Rush Limbaugh responded today to the Bureau of Economic Analysis estimate that Gross Domestic Product estimates grew at an annual rate of 2.2 percent in the first quarter of 2012 by claiming: "There isn't any economic growth, there's government growth. But there isn't any private sector growth."
But that's actually the exact opposite of what happened. Private sector gains led to GDP growth, but the growth rate was depressed because of decreases in government spending.
Here's Limbaugh:
And here are the facts from The Bureau of Economic Analysis
The increase in GDP in the first quarter primarily reflected positive contributions from personal consumption expenditures, exports, private inventory investment, and residential fixed investment that were partly offset by negative contributions from federal government spending, nonresidential fixed investment, and state and local government spending.

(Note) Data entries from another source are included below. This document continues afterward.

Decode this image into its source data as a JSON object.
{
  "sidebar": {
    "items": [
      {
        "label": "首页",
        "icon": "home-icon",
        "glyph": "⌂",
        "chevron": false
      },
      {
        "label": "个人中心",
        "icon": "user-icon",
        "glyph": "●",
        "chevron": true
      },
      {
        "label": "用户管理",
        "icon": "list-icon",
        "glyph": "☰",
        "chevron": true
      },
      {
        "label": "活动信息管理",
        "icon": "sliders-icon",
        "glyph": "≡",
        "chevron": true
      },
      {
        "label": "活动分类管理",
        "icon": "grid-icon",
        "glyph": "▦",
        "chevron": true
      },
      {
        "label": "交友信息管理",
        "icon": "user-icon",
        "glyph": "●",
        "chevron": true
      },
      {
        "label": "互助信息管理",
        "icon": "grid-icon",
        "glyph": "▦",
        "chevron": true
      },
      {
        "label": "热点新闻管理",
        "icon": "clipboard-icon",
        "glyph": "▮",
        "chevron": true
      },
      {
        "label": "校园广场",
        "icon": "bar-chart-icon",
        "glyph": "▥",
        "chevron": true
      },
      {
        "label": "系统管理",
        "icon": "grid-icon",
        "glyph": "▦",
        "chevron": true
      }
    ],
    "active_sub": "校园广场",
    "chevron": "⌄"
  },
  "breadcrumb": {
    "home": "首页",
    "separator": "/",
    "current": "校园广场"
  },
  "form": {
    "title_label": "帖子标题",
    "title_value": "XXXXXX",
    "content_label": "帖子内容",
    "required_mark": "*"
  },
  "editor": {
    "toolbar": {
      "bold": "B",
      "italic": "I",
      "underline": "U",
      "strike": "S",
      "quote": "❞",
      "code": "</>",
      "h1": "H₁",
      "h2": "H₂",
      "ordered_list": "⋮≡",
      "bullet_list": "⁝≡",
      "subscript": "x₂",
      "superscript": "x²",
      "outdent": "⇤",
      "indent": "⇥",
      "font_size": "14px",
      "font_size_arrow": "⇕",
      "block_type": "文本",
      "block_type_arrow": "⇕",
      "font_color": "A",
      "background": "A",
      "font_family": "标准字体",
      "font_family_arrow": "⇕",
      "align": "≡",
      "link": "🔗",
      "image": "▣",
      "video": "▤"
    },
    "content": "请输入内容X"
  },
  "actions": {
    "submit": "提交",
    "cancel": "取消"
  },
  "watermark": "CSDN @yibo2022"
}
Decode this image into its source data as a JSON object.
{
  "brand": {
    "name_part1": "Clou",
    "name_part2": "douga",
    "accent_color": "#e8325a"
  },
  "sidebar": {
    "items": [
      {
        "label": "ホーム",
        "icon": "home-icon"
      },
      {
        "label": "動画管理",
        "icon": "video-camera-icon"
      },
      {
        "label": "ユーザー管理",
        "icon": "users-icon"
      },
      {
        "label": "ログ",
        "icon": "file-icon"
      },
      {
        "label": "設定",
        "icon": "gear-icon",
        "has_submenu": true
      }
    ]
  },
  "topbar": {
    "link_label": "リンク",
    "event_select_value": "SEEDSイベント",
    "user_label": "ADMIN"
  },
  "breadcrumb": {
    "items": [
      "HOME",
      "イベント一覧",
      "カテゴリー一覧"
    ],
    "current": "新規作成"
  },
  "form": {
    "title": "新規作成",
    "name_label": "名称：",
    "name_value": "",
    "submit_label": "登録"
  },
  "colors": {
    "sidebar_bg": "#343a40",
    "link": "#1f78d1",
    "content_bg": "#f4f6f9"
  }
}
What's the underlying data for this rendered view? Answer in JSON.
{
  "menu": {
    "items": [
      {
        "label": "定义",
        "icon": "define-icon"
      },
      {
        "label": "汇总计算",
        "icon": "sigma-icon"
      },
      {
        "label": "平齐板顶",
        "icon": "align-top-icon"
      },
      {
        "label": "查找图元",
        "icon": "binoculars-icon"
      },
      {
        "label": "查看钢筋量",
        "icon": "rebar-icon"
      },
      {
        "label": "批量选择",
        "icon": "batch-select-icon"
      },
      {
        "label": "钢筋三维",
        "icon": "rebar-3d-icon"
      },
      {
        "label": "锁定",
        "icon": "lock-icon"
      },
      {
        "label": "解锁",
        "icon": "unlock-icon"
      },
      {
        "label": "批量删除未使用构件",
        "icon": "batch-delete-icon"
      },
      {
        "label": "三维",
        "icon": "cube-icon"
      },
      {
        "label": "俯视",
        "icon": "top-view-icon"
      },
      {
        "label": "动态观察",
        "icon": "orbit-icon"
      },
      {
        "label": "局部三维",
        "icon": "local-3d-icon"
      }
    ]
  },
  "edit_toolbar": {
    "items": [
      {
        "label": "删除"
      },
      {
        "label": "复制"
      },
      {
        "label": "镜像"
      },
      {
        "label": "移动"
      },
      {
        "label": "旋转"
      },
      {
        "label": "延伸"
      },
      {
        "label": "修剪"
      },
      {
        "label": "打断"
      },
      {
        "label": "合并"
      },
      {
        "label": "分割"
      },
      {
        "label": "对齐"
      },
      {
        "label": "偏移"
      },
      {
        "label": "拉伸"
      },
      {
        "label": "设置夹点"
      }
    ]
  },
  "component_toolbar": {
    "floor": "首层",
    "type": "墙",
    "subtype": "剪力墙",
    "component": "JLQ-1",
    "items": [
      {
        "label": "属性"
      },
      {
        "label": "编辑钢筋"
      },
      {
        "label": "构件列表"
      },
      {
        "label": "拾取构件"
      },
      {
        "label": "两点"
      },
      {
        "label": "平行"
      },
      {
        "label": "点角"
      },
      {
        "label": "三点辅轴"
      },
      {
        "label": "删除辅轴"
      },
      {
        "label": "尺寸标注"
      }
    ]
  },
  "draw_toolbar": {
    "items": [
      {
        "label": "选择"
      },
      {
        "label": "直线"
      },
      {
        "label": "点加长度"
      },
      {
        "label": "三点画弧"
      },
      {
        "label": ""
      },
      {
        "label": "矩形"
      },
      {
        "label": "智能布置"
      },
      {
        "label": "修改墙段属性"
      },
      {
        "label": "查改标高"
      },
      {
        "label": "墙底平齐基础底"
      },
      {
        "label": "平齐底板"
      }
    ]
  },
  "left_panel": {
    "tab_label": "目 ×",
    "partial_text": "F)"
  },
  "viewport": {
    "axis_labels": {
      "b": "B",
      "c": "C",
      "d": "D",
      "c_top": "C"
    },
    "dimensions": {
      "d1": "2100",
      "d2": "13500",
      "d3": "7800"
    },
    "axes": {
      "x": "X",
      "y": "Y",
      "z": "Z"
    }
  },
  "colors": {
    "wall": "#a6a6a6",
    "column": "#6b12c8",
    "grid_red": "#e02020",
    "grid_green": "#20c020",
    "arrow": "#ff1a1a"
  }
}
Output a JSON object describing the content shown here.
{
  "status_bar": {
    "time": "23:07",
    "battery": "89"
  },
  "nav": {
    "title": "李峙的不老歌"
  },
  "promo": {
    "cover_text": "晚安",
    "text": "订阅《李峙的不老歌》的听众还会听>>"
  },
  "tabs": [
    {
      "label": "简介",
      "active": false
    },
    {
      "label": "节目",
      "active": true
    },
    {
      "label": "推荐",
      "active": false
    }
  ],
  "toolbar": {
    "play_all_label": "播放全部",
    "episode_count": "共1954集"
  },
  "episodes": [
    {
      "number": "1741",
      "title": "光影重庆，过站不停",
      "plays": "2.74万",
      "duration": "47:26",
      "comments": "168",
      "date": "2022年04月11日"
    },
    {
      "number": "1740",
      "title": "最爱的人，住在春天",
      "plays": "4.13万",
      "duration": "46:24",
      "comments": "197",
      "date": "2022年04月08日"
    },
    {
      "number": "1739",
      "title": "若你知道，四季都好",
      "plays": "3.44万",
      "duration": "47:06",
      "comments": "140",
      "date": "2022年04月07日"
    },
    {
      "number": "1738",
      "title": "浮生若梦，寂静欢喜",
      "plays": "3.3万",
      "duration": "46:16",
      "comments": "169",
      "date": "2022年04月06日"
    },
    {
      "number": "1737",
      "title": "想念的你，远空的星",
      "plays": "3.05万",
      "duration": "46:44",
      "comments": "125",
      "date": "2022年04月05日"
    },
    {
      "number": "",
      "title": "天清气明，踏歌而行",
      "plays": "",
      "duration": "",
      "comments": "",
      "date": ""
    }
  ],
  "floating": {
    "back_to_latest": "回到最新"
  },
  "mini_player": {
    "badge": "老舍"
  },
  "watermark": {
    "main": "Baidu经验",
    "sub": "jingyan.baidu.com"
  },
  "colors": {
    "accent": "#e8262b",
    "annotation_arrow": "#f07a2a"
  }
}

Essentially, economic gains made in the private sector were responsible for the growth in overall output, despite reductions in federal, state, and local spending.
Indeed, in a blog post today, Nobel Prize-winning economist Paul Krugman noted that "Obama, far from presiding over a huge expansion of government the way the right claims, has in fact presided over unprecedented austerity, largely driven by cuts at the state and local level."
Krugman included a chart that illustrates government expenditures and gross investment over the past decade:
That explains why Krugman is a Nobel Prize winner, and Limbaugh is not.